Io capitano, Matteo Garrone 2023
Io capitano, Matteo Garrone 2023. Credits: 01 distribution

Il cinema di Matteo Garrone incontra la più grande storia del nostro tempo in Io capitano. Immaginifico ma pulsante di vita e realtà il primo, terrificante oltre il descrivile la seconda. Insieme diventano un’epica, un’odissea, che solo l’esperienza dello sguardo può spiegare, al di là di qualsiasi discorso.

Se non ti vedo non esisti, recita il titolo di un brano pop italiano. Frase che in modi diversi ricorre nella filosofia e in molta teoria delle immagini (quella da manuale accademico, sì, ma anche quella che ha dato origine alle più concrete politiche della rappresentazione nel cinema).

Vedere qualcosa sullo schermo incide più di quanto crediamo sull’esperienza quotidiana, per questo motivo un film come Io capitano deve essere pensato come uno strumento per cambiare la propria prospettiva, per sempre.

Tutto inizia da Dakar

Partendo dalla fine, dalla mappa che Matteo Garrone sceglie per accompagnare i titoli di coda, ci si accorge subito che l’intento di Io capitano è di insegnare qualcosa, raccontando una storia, come le antiche favole con una morale. Quella linea rossa e spessa che parte da Dakar, attraversa la costa occidentale dell’Africa, il deserto del Sahara, la Libia e poi il Mar Mediterraneo innanzitutto parla a noi, italiani ed europei. E ci dice che sappiamo troppo poco: poco delle distanze, poco dei territori, poco della politica, poco delle prigioni libiche. Poco, di tutto.
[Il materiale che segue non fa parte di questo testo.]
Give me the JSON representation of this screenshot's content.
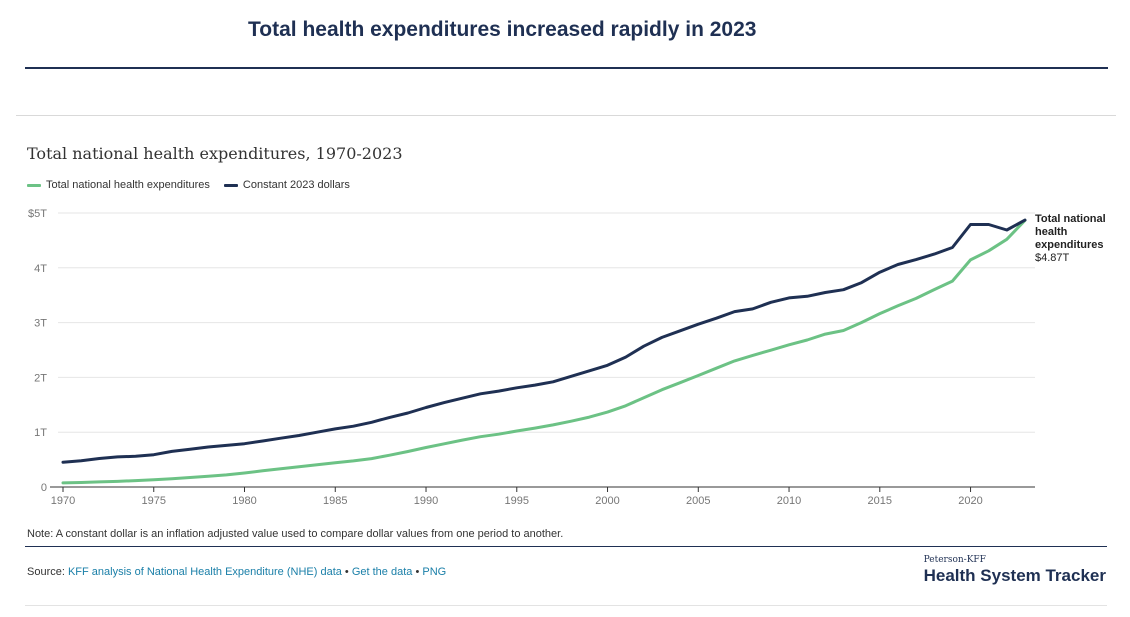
{
  "headline": "Total health expenditures increased rapidly in 2023",
  "colors": {
    "nominal": "#6cc285",
    "constant": "#1f3053",
    "grid": "#e6e6e6",
    "axis": "#333333"
  },
  "legend": {
    "nominal": "Total national health expenditures",
    "constant": "Constant 2023 dollars"
  },
  "end_label": {
    "name": "Total national health expenditures",
    "value": "$4.87T"
  },
  "note": "Note: A constant dollar is an inflation adjusted value used to compare dollar values from one period to another.",
  "source": {
    "prefix": "Source: ",
    "link1": "KFF analysis of National Health Expenditure (NHE) data",
    "sep1": " • ",
    "link2": "Get the data",
    "sep2": " • ",
    "link3": "PNG"
  },
  "logo": {
    "small": "Peterson-KFF",
    "big": "Health System Tracker"
  },
  "chart_data": {
    "type": "line",
    "title": "Total national health expenditures, 1970-2023",
    "xlabel": "",
    "ylabel": "",
    "xlim": [
      1970,
      2023
    ],
    "ylim": [
      0,
      5
    ],
    "x_ticks": [
      1970,
      1975,
      1980,
      1985,
      1990,
      1995,
      2000,
      2005,
      2010,
      2015,
      2020
    ],
    "y_ticks": [
      0,
      1,
      2,
      3,
      4,
      5
    ],
    "y_tick_labels": [
      "0",
      "1T",
      "2T",
      "3T",
      "4T",
      "$5T"
    ],
    "x": [
      1970,
      1971,
      1972,
      1973,
      1974,
      1975,
      1976,
      1977,
      1978,
      1979,
      1980,
      1981,
      1982,
      1983,
      1984,
      1985,
      1986,
      1987,
      1988,
      1989,
      1990,
      1991,
      1992,
      1993,
      1994,
      1995,
      1996,
      1997,
      1998,
      1999,
      2000,
      2001,
      2002,
      2003,
      2004,
      2005,
      2006,
      2007,
      2008,
      2009,
      2010,
      2011,
      2012,
      2013,
      2014,
      2015,
      2016,
      2017,
      2018,
      2019,
      2020,
      2021,
      2022,
      2023
    ],
    "series": [
      {
        "name": "Total national health expenditures",
        "key": "nominal",
        "values": [
          0.074,
          0.083,
          0.093,
          0.103,
          0.117,
          0.133,
          0.152,
          0.173,
          0.195,
          0.221,
          0.255,
          0.296,
          0.334,
          0.368,
          0.406,
          0.444,
          0.476,
          0.519,
          0.581,
          0.647,
          0.721,
          0.788,
          0.855,
          0.917,
          0.964,
          1.022,
          1.075,
          1.133,
          1.2,
          1.275,
          1.366,
          1.482,
          1.629,
          1.775,
          1.904,
          2.035,
          2.167,
          2.302,
          2.402,
          2.496,
          2.595,
          2.683,
          2.79,
          2.856,
          3.001,
          3.164,
          3.307,
          3.442,
          3.602,
          3.757,
          4.144,
          4.31,
          4.52,
          4.867
        ]
      },
      {
        "name": "Constant 2023 dollars",
        "key": "constant",
        "values": [
          0.45,
          0.48,
          0.52,
          0.55,
          0.56,
          0.59,
          0.65,
          0.69,
          0.73,
          0.76,
          0.79,
          0.84,
          0.89,
          0.94,
          1.0,
          1.06,
          1.11,
          1.18,
          1.27,
          1.35,
          1.45,
          1.54,
          1.62,
          1.7,
          1.75,
          1.81,
          1.86,
          1.92,
          2.02,
          2.12,
          2.22,
          2.37,
          2.57,
          2.73,
          2.85,
          2.97,
          3.08,
          3.2,
          3.25,
          3.37,
          3.45,
          3.48,
          3.55,
          3.6,
          3.73,
          3.92,
          4.06,
          4.15,
          4.25,
          4.37,
          4.79,
          4.79,
          4.69,
          4.87
        ]
      }
    ]
  }
}
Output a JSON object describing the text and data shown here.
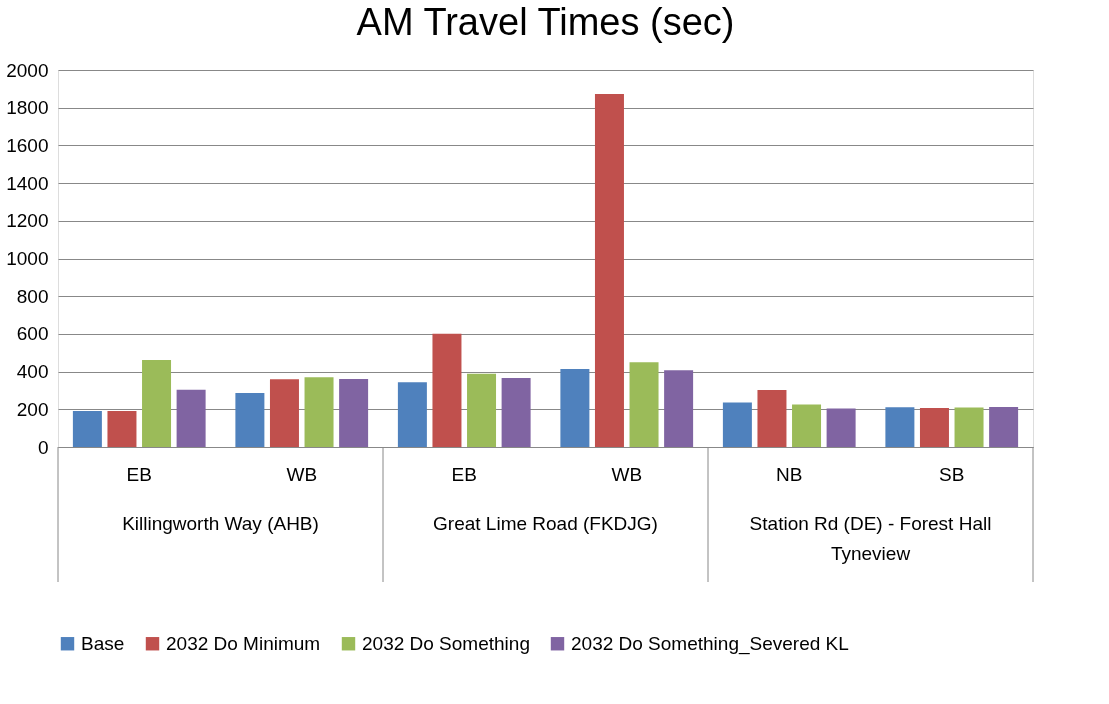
{
  "chart_data": {
    "type": "bar",
    "title": "AM Travel Times (sec)",
    "categories": [
      "EB",
      "WB",
      "EB",
      "WB",
      "NB",
      "SB"
    ],
    "annotations": [
      "Killingworth Way  (AHB)",
      "Great Lime Road  (FKDJG)",
      "Station Rd (DE) - Forest Hall Tyneview"
    ],
    "series": [
      {
        "name": "Base",
        "color": "#4f81bd",
        "values": [
          191,
          287,
          343,
          414,
          236,
          211
        ]
      },
      {
        "name": "2032 Do Minimum",
        "color": "#c0504d",
        "values": [
          191,
          359,
          601,
          1873,
          302,
          207
        ]
      },
      {
        "name": "2032 Do Something",
        "color": "#9bbb59",
        "values": [
          462,
          370,
          389,
          449,
          225,
          209
        ]
      },
      {
        "name": "2032 Do Something_Severed KL",
        "color": "#8064a2",
        "values": [
          304,
          361,
          366,
          407,
          204,
          212
        ]
      }
    ],
    "ylim": [
      0,
      2000
    ],
    "yticks": [
      0,
      200,
      400,
      600,
      800,
      1000,
      1200,
      1400,
      1600,
      1800,
      2000
    ],
    "grid": "y",
    "legend": "bottom"
  }
}
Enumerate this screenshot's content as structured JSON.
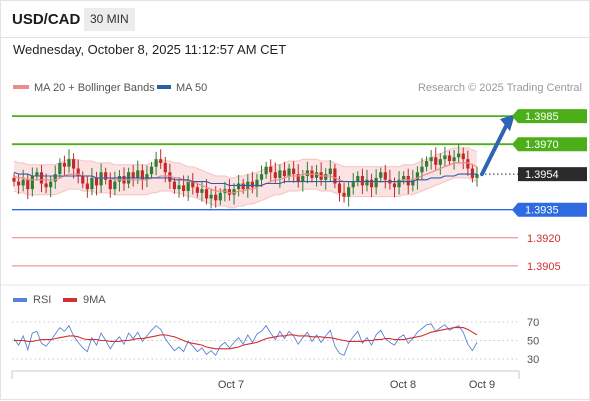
{
  "header": {
    "symbol": "USD/CAD",
    "timeframe": "30 MIN",
    "datetime": "Wednesday, October 8, 2025 11:12:57 AM CET"
  },
  "legend": {
    "ma20": "MA 20 + Bollinger Bands",
    "ma50": "MA 50",
    "copyright": "Research © 2025 Trading Central",
    "rsi": "RSI",
    "rsi_ma": "9MA"
  },
  "colors": {
    "candle_up": "#2e7d32",
    "candle_down": "#c62828",
    "resistance": "#4caf1a",
    "support_strong": "#2f6be0",
    "support_weak": "#ef7b7b",
    "ma20": "#f08a8a",
    "ma50": "#2d5ea8",
    "bands_fill": "#fbe3e3",
    "rsi": "#5b82d6",
    "rsi_ma": "#d32f2f",
    "arrow": "#2f64b5",
    "last_price_bg": "#2b2b2b"
  },
  "chart_data": [
    {
      "type": "candlestick",
      "title": "USD/CAD 30 MIN",
      "ylim": [
        1.3898,
        1.3992
      ],
      "x_ticks": [
        "Oct 7",
        "Oct 8",
        "Oct 9"
      ],
      "levels": [
        {
          "label": "1.3985",
          "value": 1.3985,
          "kind": "resistance",
          "role": "target"
        },
        {
          "label": "1.3970",
          "value": 1.397,
          "kind": "resistance"
        },
        {
          "label": "1.3954",
          "value": 1.3954,
          "kind": "last"
        },
        {
          "label": "1.3935",
          "value": 1.3935,
          "kind": "pivot"
        },
        {
          "label": "1.3920",
          "value": 1.392,
          "kind": "support"
        },
        {
          "label": "1.3905",
          "value": 1.3905,
          "kind": "support"
        }
      ],
      "close_series": [
        1.395,
        1.3948,
        1.3951,
        1.3946,
        1.3953,
        1.3955,
        1.3949,
        1.3947,
        1.395,
        1.3954,
        1.396,
        1.3958,
        1.3962,
        1.3957,
        1.3953,
        1.3949,
        1.3946,
        1.3952,
        1.3948,
        1.3955,
        1.3951,
        1.3946,
        1.395,
        1.3953,
        1.3949,
        1.3955,
        1.3952,
        1.3956,
        1.3951,
        1.3954,
        1.3958,
        1.3962,
        1.396,
        1.3955,
        1.395,
        1.3946,
        1.3948,
        1.3945,
        1.395,
        1.3947,
        1.3944,
        1.3946,
        1.3941,
        1.3943,
        1.394,
        1.3944,
        1.3946,
        1.3943,
        1.3946,
        1.3949,
        1.3946,
        1.395,
        1.3947,
        1.3951,
        1.3954,
        1.3958,
        1.3955,
        1.3952,
        1.3956,
        1.3953,
        1.3957,
        1.3954,
        1.395,
        1.3953,
        1.3956,
        1.3952,
        1.3955,
        1.3951,
        1.3954,
        1.3957,
        1.3949,
        1.3944,
        1.3942,
        1.3947,
        1.395,
        1.3953,
        1.3948,
        1.3951,
        1.3947,
        1.3952,
        1.3955,
        1.3951,
        1.3949,
        1.3947,
        1.3951,
        1.3953,
        1.3948,
        1.3951,
        1.3955,
        1.3958,
        1.3961,
        1.3963,
        1.3959,
        1.3962,
        1.3964,
        1.3961,
        1.3963,
        1.3965,
        1.3962,
        1.3957,
        1.3952,
        1.3954
      ],
      "ma20_series": [
        1.3953,
        1.3952,
        1.3952,
        1.3951,
        1.3951,
        1.3951,
        1.3951,
        1.3951,
        1.3951,
        1.3951,
        1.3952,
        1.3953,
        1.3954,
        1.3954,
        1.3954,
        1.3953,
        1.3953,
        1.3953,
        1.3952,
        1.3952,
        1.3952,
        1.3952,
        1.3951,
        1.3951,
        1.3951,
        1.3951,
        1.3951,
        1.3951,
        1.3951,
        1.3951,
        1.3952,
        1.3952,
        1.3953,
        1.3953,
        1.3953,
        1.3952,
        1.3952,
        1.3951,
        1.395,
        1.395,
        1.3949,
        1.3948,
        1.3947,
        1.3946,
        1.3945,
        1.3945,
        1.3945,
        1.3944,
        1.3944,
        1.3945,
        1.3945,
        1.3946,
        1.3946,
        1.3947,
        1.3948,
        1.3949,
        1.395,
        1.3951,
        1.3951,
        1.3952,
        1.3953,
        1.3953,
        1.3953,
        1.3954,
        1.3954,
        1.3954,
        1.3954,
        1.3953,
        1.3953,
        1.3953,
        1.3952,
        1.3951,
        1.395,
        1.395,
        1.395,
        1.395,
        1.395,
        1.395,
        1.395,
        1.395,
        1.395,
        1.395,
        1.395,
        1.395,
        1.395,
        1.3951,
        1.3951,
        1.3951,
        1.3952,
        1.3953,
        1.3954,
        1.3955,
        1.3956,
        1.3957,
        1.3958,
        1.3959,
        1.396,
        1.396,
        1.396,
        1.396,
        1.3959,
        1.3958
      ],
      "ma50_series": [
        1.3955,
        1.3954,
        1.3954,
        1.3954,
        1.3953,
        1.3953,
        1.3953,
        1.3953,
        1.3953,
        1.3953,
        1.3953,
        1.3953,
        1.3953,
        1.3953,
        1.3953,
        1.3953,
        1.3953,
        1.3953,
        1.3952,
        1.3952,
        1.3952,
        1.3952,
        1.3952,
        1.3952,
        1.3952,
        1.3952,
        1.3952,
        1.3952,
        1.3952,
        1.3952,
        1.3952,
        1.3952,
        1.3952,
        1.3952,
        1.3952,
        1.3951,
        1.3951,
        1.3951,
        1.3951,
        1.395,
        1.395,
        1.395,
        1.395,
        1.3949,
        1.3949,
        1.3949,
        1.3949,
        1.3948,
        1.3948,
        1.3948,
        1.3948,
        1.3948,
        1.3948,
        1.3948,
        1.3948,
        1.3949,
        1.3949,
        1.3949,
        1.3949,
        1.395,
        1.395,
        1.395,
        1.395,
        1.395,
        1.395,
        1.395,
        1.395,
        1.395,
        1.395,
        1.395,
        1.395,
        1.395,
        1.395,
        1.395,
        1.395,
        1.395,
        1.395,
        1.395,
        1.395,
        1.395,
        1.395,
        1.395,
        1.395,
        1.395,
        1.395,
        1.395,
        1.395,
        1.395,
        1.3951,
        1.3951,
        1.3951,
        1.3952,
        1.3952,
        1.3952,
        1.3953,
        1.3953,
        1.3953,
        1.3954,
        1.3954,
        1.3954,
        1.3954,
        1.3954
      ],
      "band_width": 0.0008,
      "projection": {
        "from": 1.3954,
        "to": 1.3985
      }
    },
    {
      "type": "line",
      "title": "RSI",
      "ylim": [
        30,
        70
      ],
      "y_ticks": [
        "70",
        "50",
        "30"
      ],
      "series": [
        {
          "name": "RSI",
          "values": [
            52,
            45,
            55,
            40,
            58,
            60,
            47,
            44,
            50,
            57,
            64,
            60,
            66,
            55,
            48,
            42,
            38,
            53,
            45,
            58,
            50,
            41,
            49,
            54,
            46,
            58,
            52,
            59,
            49,
            55,
            61,
            66,
            62,
            52,
            45,
            39,
            43,
            38,
            49,
            44,
            38,
            42,
            35,
            39,
            34,
            44,
            48,
            42,
            48,
            53,
            46,
            56,
            48,
            57,
            60,
            66,
            58,
            51,
            60,
            52,
            60,
            55,
            46,
            53,
            59,
            49,
            56,
            48,
            55,
            61,
            44,
            36,
            34,
            47,
            54,
            60,
            47,
            53,
            45,
            56,
            61,
            52,
            48,
            45,
            53,
            56,
            47,
            52,
            59,
            63,
            67,
            68,
            60,
            64,
            67,
            61,
            64,
            66,
            59,
            46,
            39,
            48
          ]
        },
        {
          "name": "9MA",
          "values": [
            50,
            50,
            50,
            49,
            49,
            50,
            51,
            51,
            51,
            52,
            53,
            54,
            55,
            55,
            54,
            52,
            51,
            51,
            51,
            50,
            50,
            49,
            49,
            49,
            50,
            50,
            51,
            52,
            52,
            53,
            54,
            55,
            56,
            56,
            55,
            54,
            52,
            50,
            48,
            47,
            46,
            45,
            43,
            42,
            41,
            41,
            41,
            41,
            42,
            43,
            45,
            46,
            47,
            48,
            50,
            52,
            53,
            54,
            55,
            55,
            56,
            56,
            55,
            55,
            55,
            54,
            54,
            54,
            53,
            53,
            52,
            51,
            50,
            49,
            49,
            49,
            49,
            50,
            50,
            51,
            51,
            52,
            52,
            51,
            51,
            51,
            52,
            53,
            54,
            55,
            57,
            59,
            60,
            61,
            62,
            63,
            64,
            64,
            64,
            62,
            59,
            56
          ]
        }
      ]
    }
  ]
}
Eppure Io capitano non è un documentario e non vuole esserlo. Non mostra ogni aspetto del viaggio, non include (furbamente) alcuna critica al sistema di accoglienza italiano o ai salvataggi in mare. Si limita a raccontare una storia come tante, quella di Seydou (Seydou Sarr), adolescente che sogna una carriera nel mondo della musica e una vita migliore di quella che vive a Dakar. Insieme al cugino Moussa (Moustapha Fall) lavora di nascosto per raccogliere il denaro necessario a partire, lasciando dietro sé il proprio cuore spezzato, lontano dalla famiglia e dalla madre, che forse non incontrerà mai più.

Matteo Garrone sceglie di dirigere questa storia in lingua wolof, lasciando che sia la realtà che ha davanti a parlare senza altri filtri a mediarla (non troverete il film doppiato in nessuna sala). Porsi nella dimensione dell’ascolto, da un punto di vista che non è il nostro, è il primo passo per capire ciò che Io capitano racconta.

Illustrazione di Emanuele Cantoro

Tragedia, realtà e surrealtà

Garrone non risparmia la violenza, il sangue e la tragedia, ma narra soprattutto la speranza, unico grande motore di questo viaggio attraverso l’inferno. Si fa intermediario, afferma lui – anche nel discorso di accettazione del Leone d’argento a Venezia 80 – di una realtà che appartiene ad altri, a cui il regista ha dato i mezzi per affiorare.

Si fa per dire. La mano di Garrone è più che evidente, insieme a quella del direttore della fotografia di Paolo Carnera. È attraverso il loro sguardo e la loro trasfigurazione della realtà che questa storia – nata dai veri racconti sulla traversata dal Senegal al Mar Mediterraneo – prende forma, colore e vita.

E se quei blu così definiti nella notte del deserto ricordano quelli visti in altri film senegalesi – fra i più recenti Banel et Adama di Ramata-Toulaye Sy – le tinte scure delle camere di tortura sono per noi qualcosa di inedito. Immaginabile, certo, ma fuori dalla nostra esperienza e impossibili da dimenticare, una volta davanti ai nostri occhi. È anche per questo che, forse, a spezzare il peso della tragedia interviene quello che Garrone ha chiamato realismo magico, ma che è qualcosa di ancor più radicato nella cultura senegalese (si pensi ad Atlantique di Mati Diop), in una dimensione di surrealtà che coesiste con la realtà tangibile, anzi ne è parte.

Io capitano, Matteo Garrone – Credits: 01 Distribution

In breve

Io capitano è un film che non verrà capito fino in fondo. In alcuni casi verrà osannato con ipocrisia, mentre a Lampedusa continueranno le proteste per l’assenza dello Stato e per le condizioni disumane. Oppure verrà ignorato da chi, con ostinazione, non vorrà prestare occhi e orecchie a questa storia che si ripete quotidianamente sulle nostre coste. Guardarlo, però, è il primo passo per capire, è il primo passo per cambiare. Si dice con insistenza che andrebbe mostrato a scuola, iniziamo subito, è già troppo tardi.